I’m on my period right now, but I haven’t forgotten that trans women exist.

There’s just so much transphobia

I don’t talk about Moran’s tweet to attack her personally: I’m sure she didn’t actively mean to exclude trans women. Moran is simply a prominent example of the accidental exclusion that is rampant in the discussion of the last few days. Then there’s the deliberate exclusion. There’s the people using Sarah Everard’s murder to scaremonger that trans women are men, that they’re rapists.

It is horrific. It is transphobic.

I have seen countless tweets saying that “bio women” or “natal women” (cis, the word you’re looking for is cis) are at a higher risk of assault than trans women.

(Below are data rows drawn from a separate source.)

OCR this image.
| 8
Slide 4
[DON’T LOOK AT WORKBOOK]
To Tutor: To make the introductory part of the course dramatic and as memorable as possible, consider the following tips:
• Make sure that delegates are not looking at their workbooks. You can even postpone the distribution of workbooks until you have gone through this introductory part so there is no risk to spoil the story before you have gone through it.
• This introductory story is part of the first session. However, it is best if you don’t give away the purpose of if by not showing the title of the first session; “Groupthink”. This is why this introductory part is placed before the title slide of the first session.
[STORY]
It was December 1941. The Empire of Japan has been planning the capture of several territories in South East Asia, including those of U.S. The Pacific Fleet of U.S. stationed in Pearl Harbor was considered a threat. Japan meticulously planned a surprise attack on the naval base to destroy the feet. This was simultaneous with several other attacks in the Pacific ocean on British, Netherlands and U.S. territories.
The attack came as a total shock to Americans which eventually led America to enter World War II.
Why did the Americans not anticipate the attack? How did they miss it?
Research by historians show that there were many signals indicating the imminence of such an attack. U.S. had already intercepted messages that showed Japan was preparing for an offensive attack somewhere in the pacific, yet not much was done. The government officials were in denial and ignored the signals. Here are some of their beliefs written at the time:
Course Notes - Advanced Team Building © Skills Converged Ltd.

That is simply untrue. I have seen people saying that talking about “trans identifying males” is taking away from the discussion around women. It’s not, for a very simple reason: trans women are women. Janice Turner’s article in The Times today finishes with a warning that the Scottish National Party needs to “rethink its misogynistic hate crime bill which (I’m not joking) protects men in drag but not women.”

I’m not saying that trans and cis women have exactly the same experiences of gendered violence. They don’t. However, you should be ashamed if you’re using a woman’s murder to spew your bullshit beliefs that only “biologically born women” are “real women.” I’ve seen people say that no, it’s not all men, but we know which men it is. Apparently it’s the men who “put up pictures of their erect penises with photo captions ‘look at ME! I’m a woman in the women’s bathrooms'” – except it’s not, because that’s just transphobic bullshit.

Reducing women to their genitalia is what the patriarchy has been doing for years. It’s not feminist at all.

Do include other trans and non-binary people

I’m angry about Sarah Everard’s murder. I’m angry that people are using Sarah Everard’s murder to imply that trans women are men. But it feels like every pink infographic has completely forgotten that not only women experience misogyny. Trans men and non-binary people also live with the constant fear that they are going to be assaulted. Even though I understand why inclusivity isn’t the top of most people’s lists right now, sometimes it makes me want to scream.

I’m just as at risk of being raped as a cis woman. I’m a trans guy, but I haven’t started testosterone yet. I haven’t had top surgery and I don’t own a binder. Sometimes I wear skirts. I don’t have to do, or stop doing, any of these things to validate my gender as a man. I’m read as a woman almost all of the time but that doesn’t mean I am one. Yet stepping into my gender hasn’t stopped men shouting ‘nice tits!’ at me.

My friends tell me to text them when I get home safely. The back of my neck prickles with fear when I sense someone walking behind me at night. I’ve wondered if it was my fault, because I was wearing such short shorts, that a group of guys shouted at me across the street last summer, asking me “are you legal yet?”

I am not asking the women who are hurting right now to be more inclusive. This isn’t the time for me – a guy – to educate. It’s the time for me to shut up and let women talk. But it’s not only women who have to deal with this shit. Trans men and non-binary people – and queer people and femme-presenting folks – do too. Is asking for us to be included the same as trying to centre myself in a conversation about women? I’m not sure. Maybe it is.

But people definitely need to stop excluding trans women. Trans women are women. Yes, this is scary. No, I’m not telling women to stop being angry. But please, please stop using Sarah Everard’s murder to be transphobic.